The Amira Bouraoui affair (Algeria Politics & Security – 14.02.23) is continuing to have damaging repercussions of their own making for both Algeria and Tunisia. Although it is President Abdelmadjid Tebboune’s ongoing rants France that is likely to do the most damage, the affair has also shown Tunisia and its President Kaïs Saïed in a very disturbing light as little more than a puppet of the Algerian regime.

On 24 February, reportedly under pressure from Algiers, it sentenced Bouraoui, the dual Franco-Algerian national activist, in absentia to three months in prison for her illegal entry into Tunisia. Despite being banned from leaving Algeria she entered Tunisia on 3 February where she was arrested and placed in pre-trial detention until her appearance on 6 February before a judge who decided on her release, adjourning her case. Thanks to France’s consular intervention, she was finally able to board a flight to France despite a Tunisian attempt to deport her back to Algeria.

According to her lawyer Hashem Badra, she was convicted on 24 February in absentia of ‘illegal entry into Tunisia without a travel document.’ If Bouraoui returns to Tunisia she could challenge the judgment but she currently remains in France. A return to Tunisia would be very foolhardy considering Algiers’ strong influence over Tunisia’s increasingly authoritarian presidency.

A few days after the Bouraoui’s escape to France, several Tunisian journalists and opponents expressed their indignation at the Algiers’ untimely interventions in the country’s internal affairs. This angered the Algerian regime which told President Saïed to crack down on what it called these ‘lobbies’ which represented a threat to ‘Algerian-Tunisian brotherhood.’

The following day a trade union official, politicians, magistrates and a journalist were quickly arrested which led the United Nations High Commissioner for Human Rights to denounce ‘the worsening of repression’ in Tunisia. Amongst those arrested was Noureddine Boutar, the owner of Tunisia’s very popular private Mosaïque FM radio station whose six other shareholders include former President Zine El Abidine Ben Ali’s brother-in-law Belhassen Trabelsi. He had begun to develop a very critical discourse regarding Algeria’s influence on political life in Tunisia. Other domestic critics are denouncing the Algiers’ strong influence and are accusing Kaïs Saïed of allowing the country to become a laboratory for experimenting with Algeria’s repressive methods. 

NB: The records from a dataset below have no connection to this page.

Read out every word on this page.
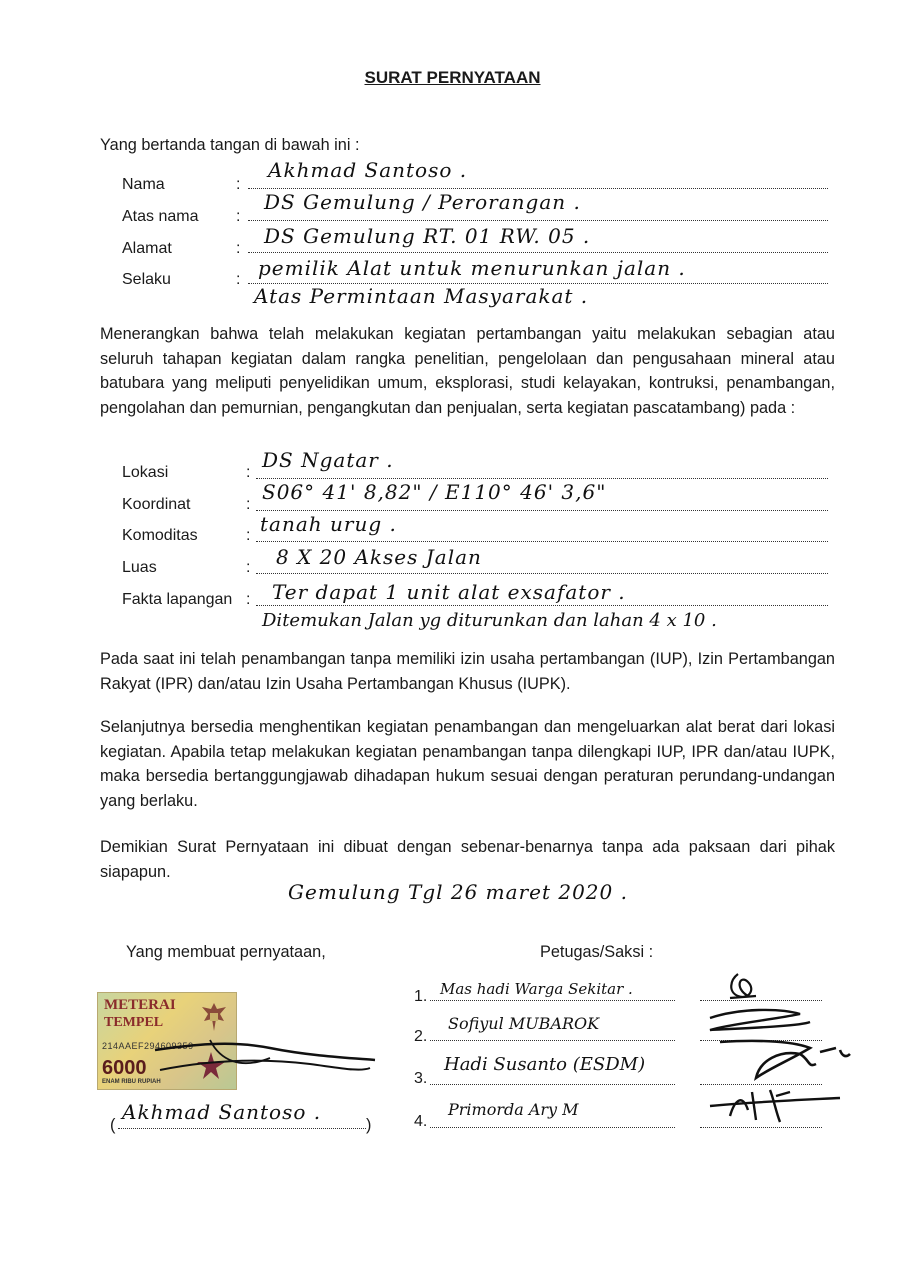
SURAT PERNYATAAN
Yang bertanda tangan di bawah ini :
Nama	:
Akhmad Santoso .
Atas nama :
DS Gemulung / Perorangan .
Alamat	:
DS Gemulung RT. 01 RW. 05 .
Selaku	: pemilik Alat untuk menurunkan jalan .
Atas Permintaan Masyarakat .
Menerangkan bahwa telah melakukan kegiatan pertambangan yaitu melakukan sebagian atau seluruh tahapan kegiatan dalam rangka penelitian, pengelolaan dan pengusahaan mineral atau batubara yang meliputi penyelidikan umum, eksplorasi, studi kelayakan, kontruksi, penambangan, pengolahan dan pemurnian, pengangkutan dan penjualan, serta kegiatan pascatambang) pada :
Lokasi	:
DS Ngatar .
Koordinat	:
S06° 41' 8,82" / E110° 46' 3,6"
Komoditas	: tanah urug .
Luas	: 8 X 20 Akses Jalan
Fakta lapangan : Ter dapat 1 unit alat exsafator .
Ditemukan Jalan yg diturunkan dan lahan 4 x 10 .
Pada saat ini telah penambangan tanpa memiliki izin usaha pertambangan (IUP), Izin Pertambangan Rakyat (IPR) dan/atau Izin Usaha Pertambangan Khusus (IUPK).
Selanjutnya bersedia menghentikan kegiatan penambangan dan mengeluarkan alat berat dari lokasi kegiatan. Apabila tetap melakukan kegiatan penambangan tanpa dilengkapi IUP, IPR dan/atau IUPK, maka bersedia bertanggungjawab dihadapan hukum sesuai dengan peraturan perundang-undangan yang berlaku.
Demikian Surat Pernyataan ini dibuat dengan sebenar-benarnya tanpa ada paksaan dari pihak siapapun.
Gemulung Tgl 26 maret 2020 .
Yang membuat pernyataan,	Petugas/Saksi :
METERAI
TEMPEL
214AAEF294609359
6000
ENAM RIBU RUPIAH
(
Akhmad Santoso .
)
1. Mas hadi Warga Sekitar .
2.
Sofiyul MUBAROK
3.
Hadi Susanto (ESDM)
4.
Primorda Ary M
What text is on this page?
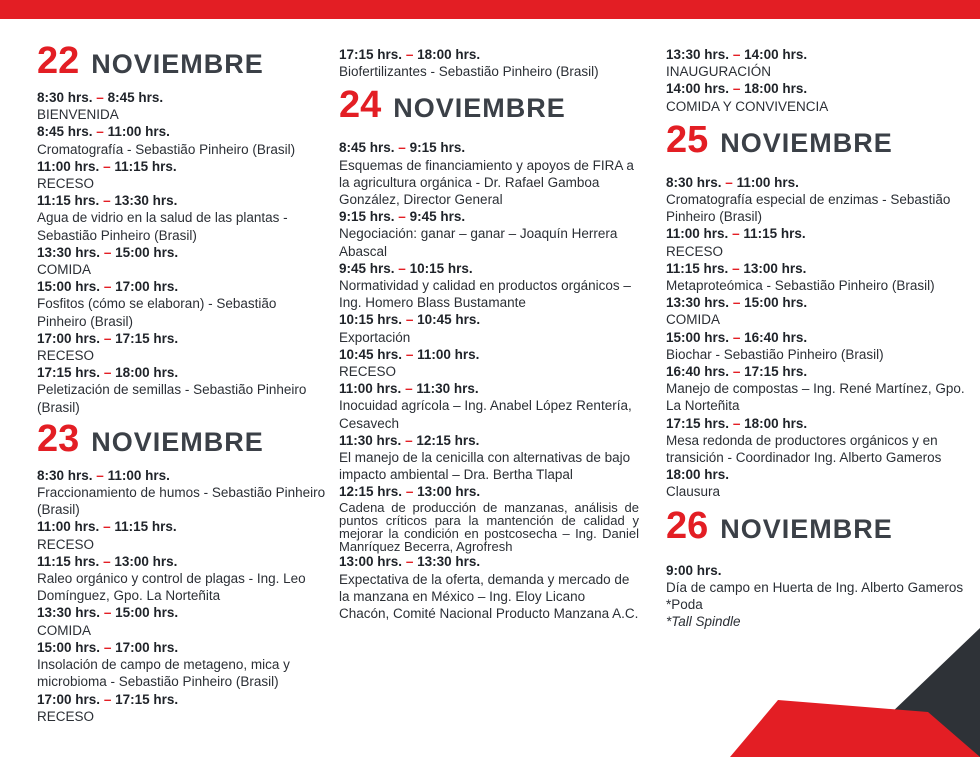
22 NOVIEMBRE
8:30 hrs. – 8:45 hrs.
BIENVENIDA
8:45 hrs. – 11:00 hrs.
Cromatografía - Sebastião Pinheiro (Brasil)
11:00 hrs. – 11:15 hrs.
RECESO
11:15 hrs. – 13:30 hrs.
Agua de vidrio en la salud de las plantas - Sebastião Pinheiro (Brasil)
13:30 hrs. – 15:00 hrs.
COMIDA
15:00 hrs. – 17:00 hrs.
Fosfitos (cómo se elaboran) - Sebastião Pinheiro (Brasil)
17:00 hrs. – 17:15 hrs.
RECESO
17:15 hrs. – 18:00 hrs.
Peletización de semillas - Sebastião Pinheiro (Brasil)
23 NOVIEMBRE
8:30 hrs. – 11:00 hrs.
Fraccionamiento de humos - Sebastião Pinheiro (Brasil)
11:00 hrs. – 11:15 hrs.
RECESO
11:15 hrs. – 13:00 hrs.
Raleo orgánico y control de plagas - Ing. Leo Domínguez, Gpo. La Norteñita
13:30 hrs. – 15:00 hrs.
COMIDA
15:00 hrs. – 17:00 hrs.
Insolación de campo de metageno, mica y microbioma - Sebastião Pinheiro (Brasil)
17:00 hrs. – 17:15 hrs.
RECESO
17:15 hrs. – 18:00 hrs.
Biofertilizantes - Sebastião Pinheiro (Brasil)
24 NOVIEMBRE
8:45 hrs. – 9:15 hrs.
Esquemas de financiamiento y apoyos de FIRA a la agricultura orgánica - Dr. Rafael Gamboa González, Director General
9:15 hrs. – 9:45 hrs.
Negociación: ganar – ganar – Joaquín Herrera Abascal
9:45 hrs. – 10:15 hrs.
Normatividad y calidad en productos orgánicos – Ing. Homero Blass Bustamante
10:15 hrs. – 10:45 hrs.
Exportación
10:45 hrs. – 11:00 hrs.
RECESO
11:00 hrs. – 11:30 hrs.
Inocuidad agrícola – Ing. Anabel López Rentería, Cesavech
11:30 hrs. – 12:15 hrs.
El manejo de la cenicilla con alternativas de bajo impacto ambiental – Dra. Bertha Tlapal
12:15 hrs. – 13:00 hrs.
Cadena de producción de manzanas, análisis de puntos críticos para la mantención de calidad y mejorar la condición en postcosecha – Ing. Daniel Manríquez Becerra, Agrofresh
13:00 hrs. – 13:30 hrs.
Expectativa de la oferta, demanda y mercado de la manzana en México – Ing. Eloy Licano Chacón, Comité Nacional Producto Manzana A.C.
13:30 hrs. – 14:00 hrs.
INAUGURACIÓN
14:00 hrs. – 18:00 hrs.
COMIDA Y CONVIVENCIA
25 NOVIEMBRE
8:30 hrs. – 11:00 hrs.
Cromatografía especial de enzimas - Sebastião Pinheiro (Brasil)
11:00 hrs. – 11:15 hrs.
RECESO
11:15 hrs. – 13:00 hrs.
Metaproteómica - Sebastião Pinheiro (Brasil)
13:30 hrs. – 15:00 hrs.
COMIDA
15:00 hrs. – 16:40 hrs.
Biochar - Sebastião Pinheiro (Brasil)
16:40 hrs. – 17:15 hrs.
Manejo de compostas – Ing. René Martínez, Gpo. La Norteñita
17:15 hrs. – 18:00 hrs.
Mesa redonda de productores orgánicos y en transición - Coordinador Ing. Alberto Gameros
18:00 hrs.
Clausura
26 NOVIEMBRE
9:00 hrs.
Día de campo en Huerta de Ing. Alberto Gameros
*Poda
*Tall Spindle
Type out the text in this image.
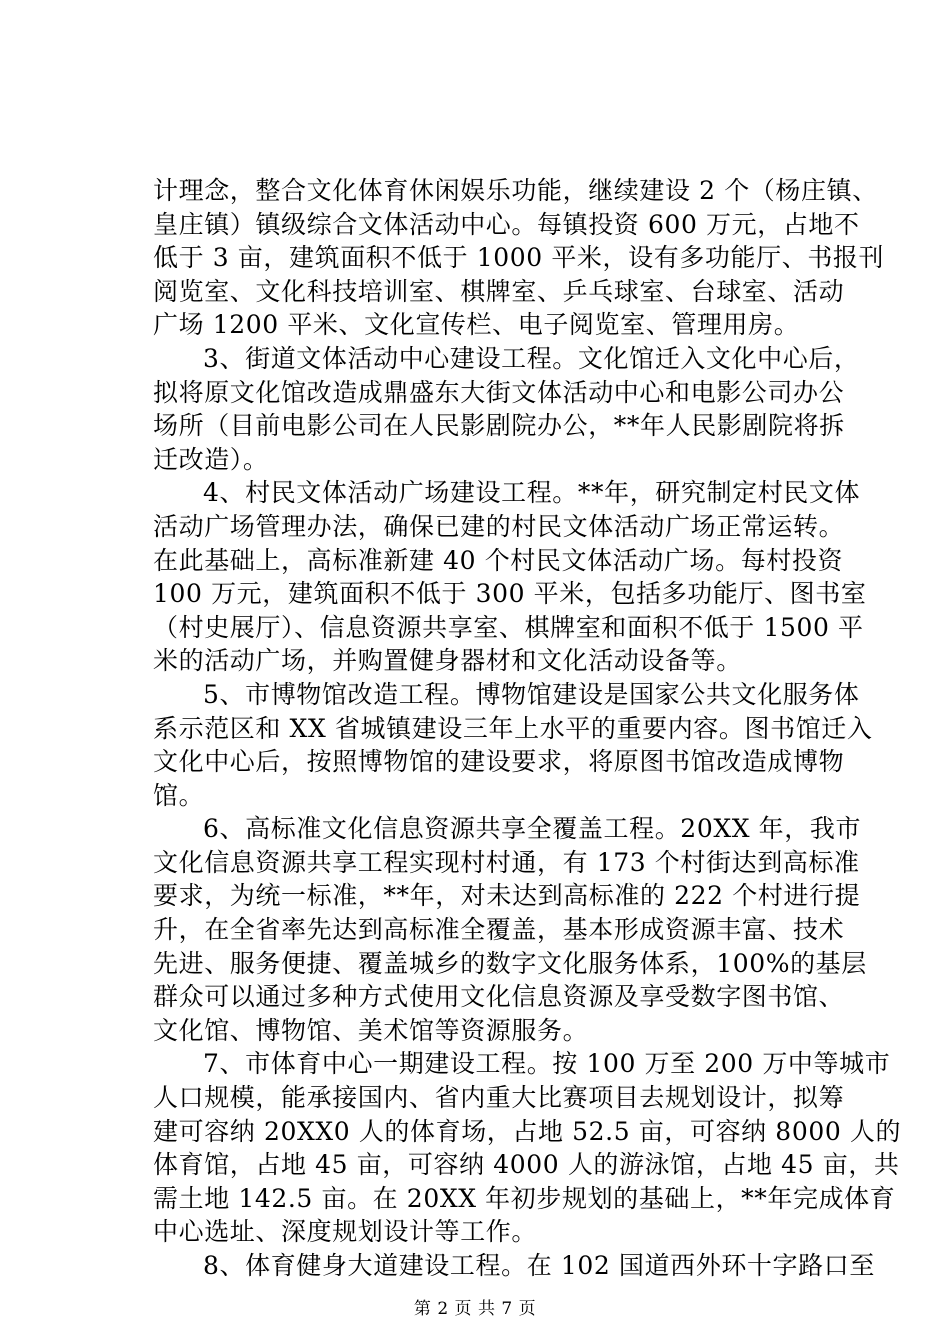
计理念，整合文化体育休闲娱乐功能，继续建设 2 个（杨庄镇、
皇庄镇）镇级综合文体活动中心。每镇投资 600 万元，占地不
低于 3 亩，建筑面积不低于 1000 平米，设有多功能厅、书报刊
阅览室、文化科技培训室、棋牌室、乒乓球室、台球室、活动
广场 1200 平米、文化宣传栏、电子阅览室、管理用房。

3、街道文体活动中心建设工程。文化馆迁入文化中心后，
拟将原文化馆改造成鼎盛东大街文体活动中心和电影公司办公
场所（目前电影公司在人民影剧院办公，**年人民影剧院将拆
迁改造）。

4、村民文体活动广场建设工程。**年，研究制定村民文体
活动广场管理办法，确保已建的村民文体活动广场正常运转。
在此基础上，高标准新建 40 个村民文体活动广场。每村投资
100 万元，建筑面积不低于 300 平米，包括多功能厅、图书室
（村史展厅）、信息资源共享室、棋牌室和面积不低于 1500 平
米的活动广场，并购置健身器材和文化活动设备等。

5、市博物馆改造工程。博物馆建设是国家公共文化服务体
系示范区和 XX 省城镇建设三年上水平的重要内容。图书馆迁入
文化中心后，按照博物馆的建设要求，将原图书馆改造成博物
馆。

6、高标准文化信息资源共享全覆盖工程。20XX 年，我市
文化信息资源共享工程实现村村通，有 173 个村街达到高标准
要求，为统一标准，**年，对未达到高标准的 222 个村进行提
升，在全省率先达到高标准全覆盖，基本形成资源丰富、技术
先进、服务便捷、覆盖城乡的数字文化服务体系，100%的基层
群众可以通过多种方式使用文化信息资源及享受数字图书馆、
文化馆、博物馆、美术馆等资源服务。

7、市体育中心一期建设工程。按 100 万至 200 万中等城市
人口规模，能承接国内、省内重大比赛项目去规划设计，拟筹
建可容纳 20XX0 人的体育场，占地 52.5 亩，可容纳 8000 人的
体育馆，占地 45 亩，可容纳 4000 人的游泳馆，占地 45 亩，共
需土地 142.5 亩。在 20XX 年初步规划的基础上，**年完成体育
中心选址、深度规划设计等工作。

8、体育健身大道建设工程。在 102 国道西外环十字路口至

第 2 页 共 7 页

The president was also condemned by a raft of domestic and international media and human rights organisations, Including the African Union Commission’s head, Moussa Faki Mahamat, for what have been described as his mind-blowing and racist diatribe against African migrants. His remarks have had widespread international repercussions, especially in France, where they have been seized upon by Eric Zemmour and other outspoken members of France’s extreme right wing.